If taking a risk and getting it wrong would feel like proof of something about you — that's worth examining. The fear isn't usually about the outcome. It's about what the outcome would mean about you.
Your answers shape more than you think. And they're not fixed. That's the part people most underestimate.
Mindset is something you practise
You don't shift a fixed mindset through willpower or a weekend workshop. You shift it through repeated small choices — choosing to try the thing that scares you, choosing to ask for feedback, choosing to stay curious when you want to retreat.
And sometimes you don't shift it alone. Sometimes you need someone who can help you see possibility when you've convinced yourself there isn't any. Someone who can hold a different perspective of you until you can hold it yourself.
That's what I aim to bring — in how I lead my team, and in my coaching work.

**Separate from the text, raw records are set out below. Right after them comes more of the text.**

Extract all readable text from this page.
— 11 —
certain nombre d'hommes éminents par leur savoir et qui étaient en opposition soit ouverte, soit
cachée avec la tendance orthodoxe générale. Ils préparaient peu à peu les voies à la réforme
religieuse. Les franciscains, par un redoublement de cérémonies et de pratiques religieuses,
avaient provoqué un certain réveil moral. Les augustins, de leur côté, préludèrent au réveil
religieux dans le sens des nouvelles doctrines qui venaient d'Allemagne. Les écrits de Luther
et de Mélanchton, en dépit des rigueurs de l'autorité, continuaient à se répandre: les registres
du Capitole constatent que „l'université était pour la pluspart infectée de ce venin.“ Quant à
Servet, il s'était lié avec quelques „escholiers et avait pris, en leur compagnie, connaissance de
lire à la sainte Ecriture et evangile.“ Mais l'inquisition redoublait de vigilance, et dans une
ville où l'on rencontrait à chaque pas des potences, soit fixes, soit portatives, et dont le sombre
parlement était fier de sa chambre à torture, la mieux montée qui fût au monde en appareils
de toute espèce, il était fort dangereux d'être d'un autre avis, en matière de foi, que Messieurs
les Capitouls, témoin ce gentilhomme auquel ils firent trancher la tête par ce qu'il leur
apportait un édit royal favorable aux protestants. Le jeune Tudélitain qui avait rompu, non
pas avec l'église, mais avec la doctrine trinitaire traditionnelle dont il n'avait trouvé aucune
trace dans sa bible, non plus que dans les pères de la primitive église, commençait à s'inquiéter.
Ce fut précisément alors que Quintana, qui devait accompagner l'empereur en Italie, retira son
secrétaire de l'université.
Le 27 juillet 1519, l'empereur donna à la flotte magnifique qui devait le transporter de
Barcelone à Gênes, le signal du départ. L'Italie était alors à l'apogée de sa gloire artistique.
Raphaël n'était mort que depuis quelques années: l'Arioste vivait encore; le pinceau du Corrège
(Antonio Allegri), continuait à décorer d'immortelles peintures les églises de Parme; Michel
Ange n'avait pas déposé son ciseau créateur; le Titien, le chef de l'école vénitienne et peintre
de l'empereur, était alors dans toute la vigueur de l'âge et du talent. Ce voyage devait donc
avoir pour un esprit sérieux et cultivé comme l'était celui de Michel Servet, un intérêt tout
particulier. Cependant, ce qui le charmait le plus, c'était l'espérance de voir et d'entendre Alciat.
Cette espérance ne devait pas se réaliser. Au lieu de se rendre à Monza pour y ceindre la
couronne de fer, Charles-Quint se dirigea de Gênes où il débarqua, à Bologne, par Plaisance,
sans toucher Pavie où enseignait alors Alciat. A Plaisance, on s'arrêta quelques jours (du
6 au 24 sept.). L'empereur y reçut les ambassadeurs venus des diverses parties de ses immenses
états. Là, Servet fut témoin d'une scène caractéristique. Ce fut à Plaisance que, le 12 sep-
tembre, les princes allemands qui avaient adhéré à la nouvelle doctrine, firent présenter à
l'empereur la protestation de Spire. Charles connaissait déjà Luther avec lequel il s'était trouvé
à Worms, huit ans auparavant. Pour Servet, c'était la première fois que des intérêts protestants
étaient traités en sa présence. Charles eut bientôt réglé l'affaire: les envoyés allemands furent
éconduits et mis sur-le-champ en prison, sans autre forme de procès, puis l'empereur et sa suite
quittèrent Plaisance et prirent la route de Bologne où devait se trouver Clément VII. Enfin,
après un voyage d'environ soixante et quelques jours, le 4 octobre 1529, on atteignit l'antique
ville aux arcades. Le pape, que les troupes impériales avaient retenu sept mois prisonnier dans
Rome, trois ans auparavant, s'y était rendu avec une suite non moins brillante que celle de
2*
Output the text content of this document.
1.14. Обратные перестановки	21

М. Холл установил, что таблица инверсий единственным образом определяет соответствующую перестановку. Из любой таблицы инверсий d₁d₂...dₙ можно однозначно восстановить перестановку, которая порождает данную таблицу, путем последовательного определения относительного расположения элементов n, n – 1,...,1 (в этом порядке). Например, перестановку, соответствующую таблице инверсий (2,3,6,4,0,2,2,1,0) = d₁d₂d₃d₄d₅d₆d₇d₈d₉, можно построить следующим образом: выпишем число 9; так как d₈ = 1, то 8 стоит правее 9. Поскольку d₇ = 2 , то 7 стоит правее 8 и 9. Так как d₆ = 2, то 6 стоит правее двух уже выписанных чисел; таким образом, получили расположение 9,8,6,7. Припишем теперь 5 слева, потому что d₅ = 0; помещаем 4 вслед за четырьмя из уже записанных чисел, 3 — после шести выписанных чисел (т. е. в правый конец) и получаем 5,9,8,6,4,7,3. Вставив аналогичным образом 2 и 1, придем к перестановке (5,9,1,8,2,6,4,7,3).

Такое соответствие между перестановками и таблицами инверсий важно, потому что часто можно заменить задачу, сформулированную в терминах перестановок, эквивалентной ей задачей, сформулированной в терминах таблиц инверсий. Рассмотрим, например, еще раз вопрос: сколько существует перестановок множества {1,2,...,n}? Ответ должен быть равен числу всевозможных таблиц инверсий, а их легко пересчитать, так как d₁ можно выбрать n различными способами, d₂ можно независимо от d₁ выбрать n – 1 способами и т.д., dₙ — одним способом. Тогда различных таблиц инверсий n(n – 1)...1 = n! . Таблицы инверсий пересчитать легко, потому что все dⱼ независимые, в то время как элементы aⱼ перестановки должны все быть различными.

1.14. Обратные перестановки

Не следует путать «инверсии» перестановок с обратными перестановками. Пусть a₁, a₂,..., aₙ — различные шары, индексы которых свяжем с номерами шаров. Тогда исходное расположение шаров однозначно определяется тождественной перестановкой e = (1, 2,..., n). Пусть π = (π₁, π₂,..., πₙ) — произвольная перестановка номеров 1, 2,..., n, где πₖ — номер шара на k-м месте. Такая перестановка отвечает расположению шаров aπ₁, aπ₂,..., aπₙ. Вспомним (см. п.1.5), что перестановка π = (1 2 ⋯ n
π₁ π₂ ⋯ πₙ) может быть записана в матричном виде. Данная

If you're in a moment where things feel hard and you're questioning whether you're on the right path — it might not be a red flag.
It might just be growth.
References
Dweck, C.S. (2006). Mindset: The New Psychology of Success. Random House.
Yeager, D.S., Dweck, C.S. et al. (2019). A national experiment reveals where a growth mindset improves achievement. Nature, 573, 364–369.
Noskeau, R., Santos, A. & Wang, W. (2021). Connecting the Dots Between Mindset and Impostor Phenomenon, via Fear of Failure and Goal Orientation, in Working Adults. Frontiers in Psychology.
Van Dam, N., Brassey, J. & Van Witteloostuijn, A. (2019). Fear of failure in the workplace. Nyenrode Business University / IE University.
Gallup (2024). State of the World's Emotional Health.